Dopo il matrimonio con Rosa Casati (1821-1911), una dinamica donna timorata di Dio appartenente ad uno stimato casato milanese, Giuseppe lascia la casa paterna e si trasferisce in contrada Cusani al civico 2287, da dove in pochi minuti può sempre raggiungere agevolmente a piedi, il suo fondaco che si trova all’interno del sestiere ove abita, alla fine del vicolo Fustagnari, a pochi metri dall’ingresso sul lato settentrionale della piazza dei Mercanti.

E' durante la sua gestione, che finalmente si realizza quel decisivo salto di qualità che procura alla famiglia quel definitivo consolidamento economico tanto inseguito consentendo ai Guenzati di conquistare finalmente una posizione di prim'ordine nel commercio delle stoffe di pregio sulla piazza milanese. L'anelato successo giunge, non solo per le naturali doti imprenditoriali del Guenzati nel settore tessile, ma anche e soprattutto per la fama acquisita da Giuseppe negli anni quaranta del XIX secolo grazie alle sue apprezzate qualità d'intermediario nelle operazioni di compravendita della seta. In quell'epoca il giovane Guenzati affianca alla sua professione di commerciante di tessuti quella di “sensale” di seta, ovvero di mediatore tra i compratori e i venditori di sete, la cui attività consiste nel fare in modo che le parti abbiano i mezzi necessari per fare affari rappresentandole, se necessario, nella firma dei contratti. Giuseppe infatti eserciterà questo ruolo per ben ventott'anni, ricoprendo anche la carica di sindaco dei sensali della città presso la Borsa del Commercio di Milano con sede nel Palazzo dei Giuriconsulti in Piazza Mercanti; n'è la riprova il fatto che il suo nome figura non solo nella lista dei 24 sensali di seta operanti in città elencati nella Guida di Milano per l’anno 1844, ma anche nell'Archivio Storico della Camera di Commercio e in numerose pubblicazioni antiche reperibili sul web.

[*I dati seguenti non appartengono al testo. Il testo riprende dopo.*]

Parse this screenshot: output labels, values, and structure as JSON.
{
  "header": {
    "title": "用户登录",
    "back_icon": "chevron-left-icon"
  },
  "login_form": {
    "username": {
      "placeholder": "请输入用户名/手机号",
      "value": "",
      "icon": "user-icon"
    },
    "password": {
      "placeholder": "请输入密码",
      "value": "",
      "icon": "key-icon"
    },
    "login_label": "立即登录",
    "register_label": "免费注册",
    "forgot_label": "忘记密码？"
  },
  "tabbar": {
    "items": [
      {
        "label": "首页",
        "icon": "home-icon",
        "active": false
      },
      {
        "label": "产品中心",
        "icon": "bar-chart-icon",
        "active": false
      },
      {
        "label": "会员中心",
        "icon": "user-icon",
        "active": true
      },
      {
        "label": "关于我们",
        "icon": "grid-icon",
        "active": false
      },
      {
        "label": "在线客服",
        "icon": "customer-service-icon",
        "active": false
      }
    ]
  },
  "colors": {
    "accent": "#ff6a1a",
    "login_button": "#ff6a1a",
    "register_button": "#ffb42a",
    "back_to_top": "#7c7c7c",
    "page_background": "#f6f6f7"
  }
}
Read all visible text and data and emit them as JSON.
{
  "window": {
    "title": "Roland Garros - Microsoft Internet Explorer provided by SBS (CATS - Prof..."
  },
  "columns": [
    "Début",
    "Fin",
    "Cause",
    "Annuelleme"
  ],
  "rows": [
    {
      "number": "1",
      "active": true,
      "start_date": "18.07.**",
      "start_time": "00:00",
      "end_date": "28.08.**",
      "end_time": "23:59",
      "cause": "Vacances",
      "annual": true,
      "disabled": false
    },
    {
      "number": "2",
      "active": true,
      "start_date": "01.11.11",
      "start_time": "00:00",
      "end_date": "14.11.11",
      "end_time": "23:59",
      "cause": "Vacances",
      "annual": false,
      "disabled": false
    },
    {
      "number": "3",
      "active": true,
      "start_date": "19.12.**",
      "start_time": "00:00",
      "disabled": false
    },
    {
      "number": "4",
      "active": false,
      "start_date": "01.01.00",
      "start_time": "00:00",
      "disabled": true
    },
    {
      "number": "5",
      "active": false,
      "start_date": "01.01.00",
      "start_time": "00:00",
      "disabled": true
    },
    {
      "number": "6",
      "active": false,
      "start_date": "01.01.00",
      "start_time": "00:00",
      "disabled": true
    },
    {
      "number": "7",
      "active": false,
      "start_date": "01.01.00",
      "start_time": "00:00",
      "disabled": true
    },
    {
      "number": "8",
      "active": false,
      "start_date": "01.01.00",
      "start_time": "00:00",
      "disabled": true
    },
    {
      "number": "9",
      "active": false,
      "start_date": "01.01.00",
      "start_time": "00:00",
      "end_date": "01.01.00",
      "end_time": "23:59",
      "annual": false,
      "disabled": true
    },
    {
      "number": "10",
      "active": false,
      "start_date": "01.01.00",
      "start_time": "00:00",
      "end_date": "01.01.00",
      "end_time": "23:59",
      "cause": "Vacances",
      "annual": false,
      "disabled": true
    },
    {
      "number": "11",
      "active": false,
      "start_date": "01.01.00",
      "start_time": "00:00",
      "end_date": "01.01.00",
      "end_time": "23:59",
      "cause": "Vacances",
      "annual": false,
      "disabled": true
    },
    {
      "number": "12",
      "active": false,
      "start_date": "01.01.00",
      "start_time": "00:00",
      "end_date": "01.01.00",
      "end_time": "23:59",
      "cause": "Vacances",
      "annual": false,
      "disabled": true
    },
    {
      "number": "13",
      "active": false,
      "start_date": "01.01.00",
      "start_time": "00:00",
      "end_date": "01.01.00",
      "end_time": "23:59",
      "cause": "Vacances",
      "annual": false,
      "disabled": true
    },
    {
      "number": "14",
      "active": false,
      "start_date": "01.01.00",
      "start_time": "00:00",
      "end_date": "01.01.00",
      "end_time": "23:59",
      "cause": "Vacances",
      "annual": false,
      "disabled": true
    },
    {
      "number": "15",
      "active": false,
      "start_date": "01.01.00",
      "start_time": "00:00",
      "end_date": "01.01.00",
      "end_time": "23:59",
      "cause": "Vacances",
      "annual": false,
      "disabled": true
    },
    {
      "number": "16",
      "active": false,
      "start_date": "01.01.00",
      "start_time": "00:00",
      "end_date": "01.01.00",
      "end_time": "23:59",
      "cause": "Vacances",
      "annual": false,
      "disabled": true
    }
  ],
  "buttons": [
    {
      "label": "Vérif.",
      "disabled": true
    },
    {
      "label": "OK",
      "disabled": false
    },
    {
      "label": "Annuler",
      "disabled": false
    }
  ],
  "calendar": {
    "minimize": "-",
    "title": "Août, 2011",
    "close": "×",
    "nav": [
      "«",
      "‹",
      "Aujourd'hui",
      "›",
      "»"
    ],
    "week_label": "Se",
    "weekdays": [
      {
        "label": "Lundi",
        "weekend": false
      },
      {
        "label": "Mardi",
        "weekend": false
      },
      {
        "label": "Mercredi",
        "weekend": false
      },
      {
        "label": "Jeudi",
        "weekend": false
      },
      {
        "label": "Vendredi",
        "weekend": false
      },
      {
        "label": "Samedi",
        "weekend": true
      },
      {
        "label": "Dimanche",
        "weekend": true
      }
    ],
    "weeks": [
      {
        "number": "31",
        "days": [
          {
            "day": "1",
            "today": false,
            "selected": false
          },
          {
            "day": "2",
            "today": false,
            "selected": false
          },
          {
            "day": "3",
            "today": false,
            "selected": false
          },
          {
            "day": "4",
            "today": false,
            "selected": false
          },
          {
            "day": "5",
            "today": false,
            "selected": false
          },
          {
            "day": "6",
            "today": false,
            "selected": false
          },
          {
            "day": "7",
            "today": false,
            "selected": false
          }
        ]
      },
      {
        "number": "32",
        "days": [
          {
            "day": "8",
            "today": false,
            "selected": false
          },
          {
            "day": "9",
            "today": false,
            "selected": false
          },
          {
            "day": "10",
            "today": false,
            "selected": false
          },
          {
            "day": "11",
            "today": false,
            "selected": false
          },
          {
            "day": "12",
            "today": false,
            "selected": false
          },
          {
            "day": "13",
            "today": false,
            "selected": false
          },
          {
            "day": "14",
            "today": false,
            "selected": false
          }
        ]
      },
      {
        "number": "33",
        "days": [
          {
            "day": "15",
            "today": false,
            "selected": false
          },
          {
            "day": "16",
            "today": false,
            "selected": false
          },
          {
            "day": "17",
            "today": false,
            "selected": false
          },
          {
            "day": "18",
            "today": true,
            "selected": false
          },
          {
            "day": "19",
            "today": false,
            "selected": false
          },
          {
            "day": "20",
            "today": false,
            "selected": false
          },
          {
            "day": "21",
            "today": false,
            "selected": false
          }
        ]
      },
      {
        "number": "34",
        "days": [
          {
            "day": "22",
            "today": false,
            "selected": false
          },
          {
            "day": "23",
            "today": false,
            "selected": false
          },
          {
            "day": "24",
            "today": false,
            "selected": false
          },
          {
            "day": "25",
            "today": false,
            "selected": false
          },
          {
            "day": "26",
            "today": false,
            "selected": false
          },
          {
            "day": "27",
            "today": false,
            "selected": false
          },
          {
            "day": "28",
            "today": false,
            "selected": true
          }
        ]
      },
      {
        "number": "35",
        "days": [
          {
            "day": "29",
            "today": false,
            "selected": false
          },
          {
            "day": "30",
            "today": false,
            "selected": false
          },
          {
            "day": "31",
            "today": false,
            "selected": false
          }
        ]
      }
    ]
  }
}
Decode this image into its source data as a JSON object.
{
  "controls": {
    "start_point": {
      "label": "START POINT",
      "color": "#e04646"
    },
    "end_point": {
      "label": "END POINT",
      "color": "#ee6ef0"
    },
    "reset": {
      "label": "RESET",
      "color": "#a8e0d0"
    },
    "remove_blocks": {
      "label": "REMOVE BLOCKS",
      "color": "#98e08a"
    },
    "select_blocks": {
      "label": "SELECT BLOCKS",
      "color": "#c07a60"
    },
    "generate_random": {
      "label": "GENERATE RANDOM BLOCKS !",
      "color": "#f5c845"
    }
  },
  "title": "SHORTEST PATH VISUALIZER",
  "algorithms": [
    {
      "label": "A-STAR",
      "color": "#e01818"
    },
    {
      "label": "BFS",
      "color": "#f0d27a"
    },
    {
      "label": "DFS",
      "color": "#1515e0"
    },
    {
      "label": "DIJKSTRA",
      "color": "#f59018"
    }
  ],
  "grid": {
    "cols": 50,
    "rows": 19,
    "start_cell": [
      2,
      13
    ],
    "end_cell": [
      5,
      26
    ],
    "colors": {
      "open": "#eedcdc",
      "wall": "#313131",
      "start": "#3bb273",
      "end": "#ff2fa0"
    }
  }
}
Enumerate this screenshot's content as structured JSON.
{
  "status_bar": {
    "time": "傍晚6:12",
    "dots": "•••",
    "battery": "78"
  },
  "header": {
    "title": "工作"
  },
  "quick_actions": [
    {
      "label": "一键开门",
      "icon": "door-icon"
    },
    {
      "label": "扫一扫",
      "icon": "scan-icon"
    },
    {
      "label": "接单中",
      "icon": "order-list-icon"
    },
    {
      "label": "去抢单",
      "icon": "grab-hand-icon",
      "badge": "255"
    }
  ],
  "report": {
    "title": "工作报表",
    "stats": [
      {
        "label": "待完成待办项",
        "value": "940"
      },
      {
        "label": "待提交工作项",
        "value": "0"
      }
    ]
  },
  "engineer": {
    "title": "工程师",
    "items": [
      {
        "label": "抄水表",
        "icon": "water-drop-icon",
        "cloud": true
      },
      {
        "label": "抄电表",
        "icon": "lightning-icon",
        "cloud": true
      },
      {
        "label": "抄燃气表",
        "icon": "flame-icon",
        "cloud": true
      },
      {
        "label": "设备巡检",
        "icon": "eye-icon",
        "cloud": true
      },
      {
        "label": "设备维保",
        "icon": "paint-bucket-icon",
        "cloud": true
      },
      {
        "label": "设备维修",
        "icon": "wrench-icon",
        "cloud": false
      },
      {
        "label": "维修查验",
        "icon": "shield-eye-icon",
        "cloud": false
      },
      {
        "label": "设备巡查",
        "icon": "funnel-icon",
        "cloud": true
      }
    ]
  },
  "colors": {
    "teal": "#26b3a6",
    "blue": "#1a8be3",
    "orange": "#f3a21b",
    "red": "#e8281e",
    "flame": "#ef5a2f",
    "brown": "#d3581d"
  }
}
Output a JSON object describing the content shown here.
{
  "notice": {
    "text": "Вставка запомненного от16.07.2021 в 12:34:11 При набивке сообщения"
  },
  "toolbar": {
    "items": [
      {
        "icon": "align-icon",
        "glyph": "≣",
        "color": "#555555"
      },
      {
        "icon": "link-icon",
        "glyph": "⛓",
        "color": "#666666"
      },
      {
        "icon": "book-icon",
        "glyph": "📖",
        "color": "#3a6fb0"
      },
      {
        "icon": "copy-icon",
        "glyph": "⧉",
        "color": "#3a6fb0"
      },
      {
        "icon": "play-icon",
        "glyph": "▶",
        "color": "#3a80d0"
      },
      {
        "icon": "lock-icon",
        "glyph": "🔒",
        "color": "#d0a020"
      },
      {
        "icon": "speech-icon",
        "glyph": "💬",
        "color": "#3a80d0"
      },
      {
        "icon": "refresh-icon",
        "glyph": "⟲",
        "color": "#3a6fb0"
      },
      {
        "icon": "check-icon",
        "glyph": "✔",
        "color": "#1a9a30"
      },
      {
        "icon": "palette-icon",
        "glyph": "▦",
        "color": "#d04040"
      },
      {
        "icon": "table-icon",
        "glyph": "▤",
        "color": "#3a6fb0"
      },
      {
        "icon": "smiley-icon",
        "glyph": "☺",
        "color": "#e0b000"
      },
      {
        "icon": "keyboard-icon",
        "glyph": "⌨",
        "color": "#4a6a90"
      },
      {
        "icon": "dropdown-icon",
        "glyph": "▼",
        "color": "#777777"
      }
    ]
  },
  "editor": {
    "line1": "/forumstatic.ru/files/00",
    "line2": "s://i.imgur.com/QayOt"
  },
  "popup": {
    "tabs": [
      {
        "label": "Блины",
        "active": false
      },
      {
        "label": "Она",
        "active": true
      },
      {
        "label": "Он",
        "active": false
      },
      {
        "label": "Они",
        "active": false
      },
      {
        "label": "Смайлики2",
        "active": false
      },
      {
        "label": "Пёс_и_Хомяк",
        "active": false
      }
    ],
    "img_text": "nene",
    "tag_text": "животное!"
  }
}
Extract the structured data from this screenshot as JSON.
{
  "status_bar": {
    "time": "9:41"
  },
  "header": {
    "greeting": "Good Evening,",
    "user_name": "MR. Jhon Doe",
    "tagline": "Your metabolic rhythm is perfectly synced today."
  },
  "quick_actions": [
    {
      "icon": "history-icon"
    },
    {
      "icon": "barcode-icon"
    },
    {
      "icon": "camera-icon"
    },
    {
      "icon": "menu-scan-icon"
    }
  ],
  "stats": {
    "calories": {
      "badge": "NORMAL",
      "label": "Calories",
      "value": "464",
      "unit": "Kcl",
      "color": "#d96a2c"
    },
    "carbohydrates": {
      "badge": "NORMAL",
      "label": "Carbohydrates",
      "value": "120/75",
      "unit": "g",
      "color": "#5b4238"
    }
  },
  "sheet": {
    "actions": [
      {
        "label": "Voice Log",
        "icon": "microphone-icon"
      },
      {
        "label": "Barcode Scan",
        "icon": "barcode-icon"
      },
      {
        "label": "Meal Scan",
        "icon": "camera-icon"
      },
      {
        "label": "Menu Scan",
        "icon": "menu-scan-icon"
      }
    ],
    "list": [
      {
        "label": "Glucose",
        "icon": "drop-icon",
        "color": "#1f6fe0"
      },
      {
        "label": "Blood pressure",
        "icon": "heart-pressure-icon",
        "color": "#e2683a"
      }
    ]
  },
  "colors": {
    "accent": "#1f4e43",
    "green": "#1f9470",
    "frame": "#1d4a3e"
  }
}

Ma oltre ad essere un ottimo mercante, Giuseppe è anche un dinamico intellettuale, che riscuote una certa fama nella Milano asburgica. Nel “Giornale dell’Imperial Regio Istituto Lombardo di Scienze, Lettere ed Arti e Biblioteca Italiana dell’anno 1847”, tra i testi di cui si raccomanda la lettura, due sono scritti da Giuseppe. Il primo, pubblicato nel 1846, si intitolava Manuale del cultore della seta, dedicato alla coltivazione dei gelsi e all’allevamento dei bachi da seta, a cui seguiva uno studio comparativo sui vari tessuti di seta presenti sulla piazza meneghina, di cui si analizzava nel dettaglio la qualità; il secondo, invece, verteva sulla coltivazione delle patate (Il cultore dei pomi da terra, Milano, Valentini 1847). Con la loro pubblicazione Giuseppe riscuote una tale popolarità da assicurarsi il favore non solo delle autorità asburgiche di Milano e di tutto il Regno Lombardo-Veneto, ma anche dei governi di alcuni Stati italiani, come il Regno di Napoli e il Regno di Sardegna. ( citazioni di G. Coltorti ).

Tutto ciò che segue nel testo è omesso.